We describe here a method for electrically detecting target protein biomarkers without the need for labeling and bulky readout instruments. We have achieved a detection limit comparable to sandwich ELISA, which tends to achieve detection limits above 10 pM.34 Electrical detection is much more inexpensive and can be easily multiplexed and integrated into a portable device useful for analyzing a wide panel of markers. Electrical detection also eliminates the need for fluorescent labeling which lowers the costs of the reagents.
While we demonstrated the detection of anti-hCG, we emphasize that this assay is applicable to all protein biomarkers. Our technique has the advantage of real-time, electrical detection and quantification of target biomarkers. By fabricating multiple channels onto a single chip and immobilizing different antibodies in each of the channels, this technique can be used for multiplex sensitive high throughput analysis for probing a complex mixture, which is of utmost necessity for point-of-care and early stage diagnosis.

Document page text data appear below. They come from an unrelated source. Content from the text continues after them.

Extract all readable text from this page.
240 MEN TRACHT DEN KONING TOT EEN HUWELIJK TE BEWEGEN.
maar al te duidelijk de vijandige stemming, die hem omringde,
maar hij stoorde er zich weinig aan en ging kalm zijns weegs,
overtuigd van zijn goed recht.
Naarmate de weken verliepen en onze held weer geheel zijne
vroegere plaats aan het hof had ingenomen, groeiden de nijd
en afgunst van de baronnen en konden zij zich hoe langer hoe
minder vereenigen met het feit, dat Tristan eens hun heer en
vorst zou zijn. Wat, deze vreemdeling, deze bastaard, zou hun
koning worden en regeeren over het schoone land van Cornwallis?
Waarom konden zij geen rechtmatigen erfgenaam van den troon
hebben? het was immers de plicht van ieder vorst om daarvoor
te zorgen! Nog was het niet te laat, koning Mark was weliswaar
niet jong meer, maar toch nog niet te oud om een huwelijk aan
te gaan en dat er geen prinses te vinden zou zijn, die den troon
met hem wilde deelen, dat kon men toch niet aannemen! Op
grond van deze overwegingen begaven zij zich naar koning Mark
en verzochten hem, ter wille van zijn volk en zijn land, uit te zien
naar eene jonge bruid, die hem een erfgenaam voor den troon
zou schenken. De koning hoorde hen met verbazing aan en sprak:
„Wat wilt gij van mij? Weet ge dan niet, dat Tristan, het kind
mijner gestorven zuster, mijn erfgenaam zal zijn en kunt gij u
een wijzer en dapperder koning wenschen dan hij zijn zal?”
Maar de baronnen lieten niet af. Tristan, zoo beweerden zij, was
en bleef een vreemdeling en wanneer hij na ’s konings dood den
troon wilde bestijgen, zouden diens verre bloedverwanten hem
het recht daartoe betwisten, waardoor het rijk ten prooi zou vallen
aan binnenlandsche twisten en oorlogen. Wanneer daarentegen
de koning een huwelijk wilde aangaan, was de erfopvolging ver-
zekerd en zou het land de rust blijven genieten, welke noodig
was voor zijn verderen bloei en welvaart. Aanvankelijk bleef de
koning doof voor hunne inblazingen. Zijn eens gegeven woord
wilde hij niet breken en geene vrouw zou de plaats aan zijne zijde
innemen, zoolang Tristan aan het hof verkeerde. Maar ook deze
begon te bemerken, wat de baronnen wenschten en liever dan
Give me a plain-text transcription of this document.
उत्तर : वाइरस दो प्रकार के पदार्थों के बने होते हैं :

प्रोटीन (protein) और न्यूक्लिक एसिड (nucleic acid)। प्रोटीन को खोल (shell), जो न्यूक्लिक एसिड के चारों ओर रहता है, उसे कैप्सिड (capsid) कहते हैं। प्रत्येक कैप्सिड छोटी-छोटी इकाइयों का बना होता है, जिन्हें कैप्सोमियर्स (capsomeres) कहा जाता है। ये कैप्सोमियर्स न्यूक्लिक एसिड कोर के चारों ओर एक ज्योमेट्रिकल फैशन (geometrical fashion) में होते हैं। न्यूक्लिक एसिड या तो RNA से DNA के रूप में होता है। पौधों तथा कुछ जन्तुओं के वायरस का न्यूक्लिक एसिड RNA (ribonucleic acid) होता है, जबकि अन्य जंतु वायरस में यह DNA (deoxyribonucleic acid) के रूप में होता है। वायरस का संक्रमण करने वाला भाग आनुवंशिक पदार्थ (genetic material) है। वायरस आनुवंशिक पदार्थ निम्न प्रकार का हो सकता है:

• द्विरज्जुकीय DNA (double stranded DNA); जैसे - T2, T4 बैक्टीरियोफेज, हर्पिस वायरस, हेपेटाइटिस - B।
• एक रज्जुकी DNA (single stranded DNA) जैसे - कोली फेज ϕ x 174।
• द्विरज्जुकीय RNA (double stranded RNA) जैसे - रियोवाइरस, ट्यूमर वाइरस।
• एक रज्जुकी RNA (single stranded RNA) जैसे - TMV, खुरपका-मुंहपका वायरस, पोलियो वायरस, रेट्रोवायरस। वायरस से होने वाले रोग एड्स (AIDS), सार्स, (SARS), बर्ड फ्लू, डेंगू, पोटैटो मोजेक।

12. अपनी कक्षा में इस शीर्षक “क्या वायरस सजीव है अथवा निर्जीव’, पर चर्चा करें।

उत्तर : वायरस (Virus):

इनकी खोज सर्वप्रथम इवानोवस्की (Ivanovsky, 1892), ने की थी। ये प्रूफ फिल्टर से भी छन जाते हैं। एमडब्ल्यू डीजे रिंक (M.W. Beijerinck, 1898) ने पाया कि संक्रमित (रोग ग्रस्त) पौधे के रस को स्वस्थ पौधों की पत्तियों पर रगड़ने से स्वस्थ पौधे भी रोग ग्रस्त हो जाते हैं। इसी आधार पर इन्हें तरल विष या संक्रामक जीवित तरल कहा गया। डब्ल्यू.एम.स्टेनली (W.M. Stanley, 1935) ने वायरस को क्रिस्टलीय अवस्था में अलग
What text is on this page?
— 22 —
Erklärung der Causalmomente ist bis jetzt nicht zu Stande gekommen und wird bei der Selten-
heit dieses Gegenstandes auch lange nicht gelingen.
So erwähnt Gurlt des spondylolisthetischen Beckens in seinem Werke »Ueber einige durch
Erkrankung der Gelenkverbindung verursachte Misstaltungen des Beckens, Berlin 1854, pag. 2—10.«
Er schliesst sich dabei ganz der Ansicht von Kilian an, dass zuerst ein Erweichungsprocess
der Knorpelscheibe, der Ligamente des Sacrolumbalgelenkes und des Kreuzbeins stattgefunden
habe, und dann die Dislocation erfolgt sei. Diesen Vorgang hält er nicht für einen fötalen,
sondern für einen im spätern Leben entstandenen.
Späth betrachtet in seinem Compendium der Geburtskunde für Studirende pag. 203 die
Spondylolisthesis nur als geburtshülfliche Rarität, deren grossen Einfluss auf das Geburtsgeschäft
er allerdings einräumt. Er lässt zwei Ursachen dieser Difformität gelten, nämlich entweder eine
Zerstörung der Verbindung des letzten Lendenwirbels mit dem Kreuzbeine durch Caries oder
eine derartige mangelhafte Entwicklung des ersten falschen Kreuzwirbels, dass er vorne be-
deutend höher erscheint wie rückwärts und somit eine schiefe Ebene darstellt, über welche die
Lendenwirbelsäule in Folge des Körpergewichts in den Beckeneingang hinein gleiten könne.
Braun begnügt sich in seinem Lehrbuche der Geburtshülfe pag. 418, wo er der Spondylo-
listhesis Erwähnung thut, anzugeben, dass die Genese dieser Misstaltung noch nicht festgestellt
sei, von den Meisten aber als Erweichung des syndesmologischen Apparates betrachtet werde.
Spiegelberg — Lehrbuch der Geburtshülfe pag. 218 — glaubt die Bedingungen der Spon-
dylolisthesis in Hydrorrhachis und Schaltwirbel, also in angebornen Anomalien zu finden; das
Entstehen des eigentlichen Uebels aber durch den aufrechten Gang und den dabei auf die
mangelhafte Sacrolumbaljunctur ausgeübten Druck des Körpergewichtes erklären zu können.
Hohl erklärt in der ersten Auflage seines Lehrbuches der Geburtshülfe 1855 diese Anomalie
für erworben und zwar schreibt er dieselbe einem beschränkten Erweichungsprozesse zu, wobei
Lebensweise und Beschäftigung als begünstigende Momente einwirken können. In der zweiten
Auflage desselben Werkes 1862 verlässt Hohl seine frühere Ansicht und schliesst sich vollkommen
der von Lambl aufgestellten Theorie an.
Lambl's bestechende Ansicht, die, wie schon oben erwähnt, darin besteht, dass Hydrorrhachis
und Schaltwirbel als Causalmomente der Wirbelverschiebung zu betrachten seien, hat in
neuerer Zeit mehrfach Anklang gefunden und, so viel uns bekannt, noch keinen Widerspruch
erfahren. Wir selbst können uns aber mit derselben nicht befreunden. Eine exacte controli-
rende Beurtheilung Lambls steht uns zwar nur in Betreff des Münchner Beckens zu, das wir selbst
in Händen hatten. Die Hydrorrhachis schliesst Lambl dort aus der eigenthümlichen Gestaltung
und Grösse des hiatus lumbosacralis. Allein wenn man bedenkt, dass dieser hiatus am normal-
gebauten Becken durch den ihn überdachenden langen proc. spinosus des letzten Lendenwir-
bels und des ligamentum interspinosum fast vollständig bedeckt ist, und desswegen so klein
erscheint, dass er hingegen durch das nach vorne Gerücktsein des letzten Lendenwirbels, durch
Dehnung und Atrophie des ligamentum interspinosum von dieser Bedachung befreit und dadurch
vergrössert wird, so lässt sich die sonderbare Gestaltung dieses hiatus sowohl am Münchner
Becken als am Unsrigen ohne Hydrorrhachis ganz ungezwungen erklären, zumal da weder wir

Our technique addresses the clinical need for developing an inexpensive platform for analyzing a wide panel of biomarkers necessary for early disease diagnosis. In this paper we present a device using a functionalized micro-channel with integrated electrodes which can be used for multianalyte detection and quantification. We have demonstrated the detection of a target biomarker with a detection limit of 1 ng ml−1 and a dynamic range of three orders of magnitude, and the ability to operate at high salt concentrations. We have described the design, fabrication, and the electronic apparatus employed for testing our sensors in detail. Given that our technology has the ability to be multiplexed, we envision that this technique opens many new doors in the development of high throughput devices used in the clinical setting.
This research was supported by National Institutes of Health Grant P01 HG000205. The authors would like to thank Jessica Melin and the Stanford Microfluidics Foundry for their invaluable help in fabrication of the devices used in this study.